Hardy tends toward the offbeat in the films in which he stars, so in some ways, the weirdness on display in Venom is no surprise. What is a surprise is how sorely let down Hardy is by the rest of the film, which seems unwilling to aim as high and swing as big as he is.
Here is a film that answers the question, “What if the lead actor thought he was in a goofy comedy, and everyone else thought they were in a dour thriller?”
Lots of the elements of this film, from the brilliant but selfish villain (billionaire scientist Carlton Drake, played by Riz Ahmed) to the kind-hearted but bland fiancee (here played by a wasted Michelle Williams) to the CGI-overloaded action sequences, feel like they could have been lifted from a film in the first wave of modern superhero movies. Back then, in films such as Daredevil and the execrable Catwoman, it often felt like the people involved in making the final product didn’t care much about the heroes onscreen. The cynical and calculated sense of throwing a few disparate elements together in the hopes of making enough money is very much on display throughout most of Venom.
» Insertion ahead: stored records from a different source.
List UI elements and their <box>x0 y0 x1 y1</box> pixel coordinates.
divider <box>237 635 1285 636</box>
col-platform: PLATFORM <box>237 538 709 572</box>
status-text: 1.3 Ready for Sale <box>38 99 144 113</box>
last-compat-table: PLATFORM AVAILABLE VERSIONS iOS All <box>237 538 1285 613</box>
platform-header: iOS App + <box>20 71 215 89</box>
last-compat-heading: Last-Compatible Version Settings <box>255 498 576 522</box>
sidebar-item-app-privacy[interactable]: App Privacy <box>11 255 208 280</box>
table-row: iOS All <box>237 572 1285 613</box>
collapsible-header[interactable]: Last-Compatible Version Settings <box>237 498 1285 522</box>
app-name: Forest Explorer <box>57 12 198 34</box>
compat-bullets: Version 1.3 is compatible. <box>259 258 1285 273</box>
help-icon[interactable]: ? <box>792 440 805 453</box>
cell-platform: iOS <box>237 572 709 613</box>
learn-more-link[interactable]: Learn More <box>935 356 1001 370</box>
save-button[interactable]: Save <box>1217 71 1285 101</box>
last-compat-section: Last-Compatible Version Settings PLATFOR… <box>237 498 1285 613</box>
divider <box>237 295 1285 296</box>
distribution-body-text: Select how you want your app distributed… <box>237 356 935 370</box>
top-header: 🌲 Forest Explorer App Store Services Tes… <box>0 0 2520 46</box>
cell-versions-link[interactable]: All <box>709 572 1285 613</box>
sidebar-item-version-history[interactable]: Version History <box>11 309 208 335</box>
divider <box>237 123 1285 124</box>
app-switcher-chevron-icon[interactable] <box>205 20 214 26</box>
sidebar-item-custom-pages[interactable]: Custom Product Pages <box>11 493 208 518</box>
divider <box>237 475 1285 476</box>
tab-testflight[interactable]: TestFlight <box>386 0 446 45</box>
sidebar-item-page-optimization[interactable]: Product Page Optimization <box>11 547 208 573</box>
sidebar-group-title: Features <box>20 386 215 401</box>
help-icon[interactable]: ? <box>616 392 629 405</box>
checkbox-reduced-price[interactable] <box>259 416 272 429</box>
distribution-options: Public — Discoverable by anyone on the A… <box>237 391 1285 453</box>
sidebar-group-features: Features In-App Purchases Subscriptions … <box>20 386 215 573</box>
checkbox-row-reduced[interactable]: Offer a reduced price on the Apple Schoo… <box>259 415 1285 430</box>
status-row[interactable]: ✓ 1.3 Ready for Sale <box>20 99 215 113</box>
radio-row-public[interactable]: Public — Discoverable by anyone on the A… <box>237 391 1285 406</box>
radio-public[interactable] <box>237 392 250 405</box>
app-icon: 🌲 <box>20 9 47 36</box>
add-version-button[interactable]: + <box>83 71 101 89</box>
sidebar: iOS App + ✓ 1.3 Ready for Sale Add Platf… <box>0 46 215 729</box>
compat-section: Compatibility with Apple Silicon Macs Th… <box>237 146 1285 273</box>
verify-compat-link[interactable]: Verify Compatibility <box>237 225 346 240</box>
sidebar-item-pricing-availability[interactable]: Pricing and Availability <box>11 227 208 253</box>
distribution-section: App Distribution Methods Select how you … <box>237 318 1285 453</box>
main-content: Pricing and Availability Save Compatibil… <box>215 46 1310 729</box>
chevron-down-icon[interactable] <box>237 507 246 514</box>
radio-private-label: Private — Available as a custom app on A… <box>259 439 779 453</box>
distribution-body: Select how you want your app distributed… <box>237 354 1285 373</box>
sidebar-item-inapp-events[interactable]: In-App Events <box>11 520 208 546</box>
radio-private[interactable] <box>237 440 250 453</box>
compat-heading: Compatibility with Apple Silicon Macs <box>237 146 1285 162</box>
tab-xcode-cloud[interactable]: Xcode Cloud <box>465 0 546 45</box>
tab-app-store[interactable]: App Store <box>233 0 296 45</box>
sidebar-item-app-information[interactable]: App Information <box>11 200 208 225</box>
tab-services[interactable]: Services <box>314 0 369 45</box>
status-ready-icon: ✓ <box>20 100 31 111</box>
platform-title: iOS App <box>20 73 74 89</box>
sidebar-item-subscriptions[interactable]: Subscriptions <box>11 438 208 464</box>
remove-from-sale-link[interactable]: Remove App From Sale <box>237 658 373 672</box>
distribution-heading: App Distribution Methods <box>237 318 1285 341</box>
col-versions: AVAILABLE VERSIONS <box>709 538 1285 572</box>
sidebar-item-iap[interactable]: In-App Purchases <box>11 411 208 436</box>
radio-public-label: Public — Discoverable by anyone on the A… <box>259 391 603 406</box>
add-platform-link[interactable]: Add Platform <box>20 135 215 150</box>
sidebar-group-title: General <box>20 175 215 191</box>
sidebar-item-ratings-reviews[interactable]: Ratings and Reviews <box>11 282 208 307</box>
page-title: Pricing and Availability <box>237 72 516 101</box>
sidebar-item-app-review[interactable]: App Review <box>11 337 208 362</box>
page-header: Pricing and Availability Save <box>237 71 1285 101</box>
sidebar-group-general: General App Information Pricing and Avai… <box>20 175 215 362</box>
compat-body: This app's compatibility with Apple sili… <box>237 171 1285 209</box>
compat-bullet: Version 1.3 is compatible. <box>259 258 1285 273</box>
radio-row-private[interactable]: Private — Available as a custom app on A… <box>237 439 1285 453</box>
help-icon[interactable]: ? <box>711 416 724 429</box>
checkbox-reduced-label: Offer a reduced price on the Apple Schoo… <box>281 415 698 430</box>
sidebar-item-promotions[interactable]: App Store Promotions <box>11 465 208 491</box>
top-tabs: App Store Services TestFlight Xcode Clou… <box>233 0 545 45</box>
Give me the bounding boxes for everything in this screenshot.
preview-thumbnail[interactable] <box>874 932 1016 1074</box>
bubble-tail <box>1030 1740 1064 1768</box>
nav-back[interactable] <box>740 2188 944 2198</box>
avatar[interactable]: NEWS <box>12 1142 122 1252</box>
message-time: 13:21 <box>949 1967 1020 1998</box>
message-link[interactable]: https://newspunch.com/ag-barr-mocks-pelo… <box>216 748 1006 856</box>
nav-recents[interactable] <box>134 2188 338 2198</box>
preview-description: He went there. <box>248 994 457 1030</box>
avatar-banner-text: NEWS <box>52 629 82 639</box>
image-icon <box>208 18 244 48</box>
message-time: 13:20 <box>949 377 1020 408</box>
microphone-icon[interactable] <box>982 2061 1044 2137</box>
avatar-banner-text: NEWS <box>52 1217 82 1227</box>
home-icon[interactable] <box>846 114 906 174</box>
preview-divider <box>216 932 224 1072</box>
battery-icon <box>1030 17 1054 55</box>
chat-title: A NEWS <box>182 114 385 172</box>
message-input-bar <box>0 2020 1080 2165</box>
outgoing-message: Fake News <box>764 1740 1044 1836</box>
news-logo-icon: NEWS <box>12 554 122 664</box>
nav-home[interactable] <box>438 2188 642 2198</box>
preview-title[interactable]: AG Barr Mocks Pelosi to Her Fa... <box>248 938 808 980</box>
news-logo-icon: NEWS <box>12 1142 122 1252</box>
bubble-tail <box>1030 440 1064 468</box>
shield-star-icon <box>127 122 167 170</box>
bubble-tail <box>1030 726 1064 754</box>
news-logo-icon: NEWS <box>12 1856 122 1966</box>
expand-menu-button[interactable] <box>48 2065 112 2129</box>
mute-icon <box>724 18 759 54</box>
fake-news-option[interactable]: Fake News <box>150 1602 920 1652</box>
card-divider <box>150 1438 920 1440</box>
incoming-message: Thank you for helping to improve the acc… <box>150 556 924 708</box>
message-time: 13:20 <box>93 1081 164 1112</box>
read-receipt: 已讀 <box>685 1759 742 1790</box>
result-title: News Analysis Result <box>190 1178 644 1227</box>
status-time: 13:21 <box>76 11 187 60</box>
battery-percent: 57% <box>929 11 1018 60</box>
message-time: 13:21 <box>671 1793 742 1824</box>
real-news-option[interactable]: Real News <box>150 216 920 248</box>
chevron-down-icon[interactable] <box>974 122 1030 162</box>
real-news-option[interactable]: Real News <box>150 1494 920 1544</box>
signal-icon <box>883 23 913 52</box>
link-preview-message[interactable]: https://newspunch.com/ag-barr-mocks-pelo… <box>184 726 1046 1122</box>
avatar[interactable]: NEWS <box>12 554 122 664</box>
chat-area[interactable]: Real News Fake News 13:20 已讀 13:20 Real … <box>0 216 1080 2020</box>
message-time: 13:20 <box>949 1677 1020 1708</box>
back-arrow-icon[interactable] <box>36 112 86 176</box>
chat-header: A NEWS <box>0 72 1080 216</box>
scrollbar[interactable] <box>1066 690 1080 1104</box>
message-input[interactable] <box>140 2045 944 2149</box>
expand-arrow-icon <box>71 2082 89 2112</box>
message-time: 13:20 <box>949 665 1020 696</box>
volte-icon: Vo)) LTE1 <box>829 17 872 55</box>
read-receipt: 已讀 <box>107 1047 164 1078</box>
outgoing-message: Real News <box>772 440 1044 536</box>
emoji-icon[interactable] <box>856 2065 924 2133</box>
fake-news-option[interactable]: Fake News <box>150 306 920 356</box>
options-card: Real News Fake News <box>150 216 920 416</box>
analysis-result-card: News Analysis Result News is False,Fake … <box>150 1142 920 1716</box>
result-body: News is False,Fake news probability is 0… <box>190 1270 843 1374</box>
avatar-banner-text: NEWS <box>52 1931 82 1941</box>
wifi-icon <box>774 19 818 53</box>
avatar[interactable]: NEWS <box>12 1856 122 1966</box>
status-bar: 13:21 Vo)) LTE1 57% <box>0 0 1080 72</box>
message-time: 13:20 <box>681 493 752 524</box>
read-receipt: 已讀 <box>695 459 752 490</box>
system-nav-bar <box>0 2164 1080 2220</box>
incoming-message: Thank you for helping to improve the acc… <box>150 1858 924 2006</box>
That is, except in Hardy’s performance. It’s not exactly as daring a set of choices as what Hardy did as Bane in The Dark Knight Rises, but he’s getting the opportunity to play two very weird characters in one body and unwilling to rest on his laurels.
When we first meet Eddie, he’s essentially a loner despite being this close to marrying the pretty Anne Weying. His pushy brand of journalism feels as much a put-on as anything else — we know that Eddie is a journalist, because he’s always on camera, reading from his notebook — and once he loses that job, Eddie becomes even weirder. Turning into Venom makes Eddie get sweatier and shiftier. The bass-voiced symbiote gets into his head, literally and figuratively, to the point where Eddie is soon diving into a tank of lobsters at a fancy restaurant so he can eat a one or two.
The movie surrounding Hardy, though, doesn’t know how to keep up with his manic energy. The three credited writers and director Ruben Fleischer aren’t able to make Drake a genuine threat; they seem to get more of a kick out of the idea of Drake as fictional corollary to a certain real-life billionaire just accused of fraud by the SEC than they do out of giving him a sense of actual menace. The tortured love story between Eddie and Anne goes nowhere, in part because they only have one scene of relative joy together, and in part because Williams seems all too cognizant of the fact that she’s got barely anything to do in this story. Just about the only interesting aspect of their subplot is the other man in the scenario, a nice doctor played by Reid Scott who seems perfectly happy as Anne’s new boyfriend. Instead of leaning into making the guy an obvious baddie, making him a normal and friendly guy only amplifies how weird Eddie is becoming.
That, in effect, is the problem and best part of Venom. Hardy has arguably been weirder in movies than he is as the lead of this film. Bane remains one of the silliest (intentionally or not) villains in modern superhero sagas, in no small part because of the lilting and looping vocal inflections Hardy brought to the role. But he feels exceedingly strange in this film precisely because no one else does. Everyone else in this movie plays things by the book, from the performances onscreen to the work behind the camera. The weirder Hardy gets, the more boring the movie around him becomes.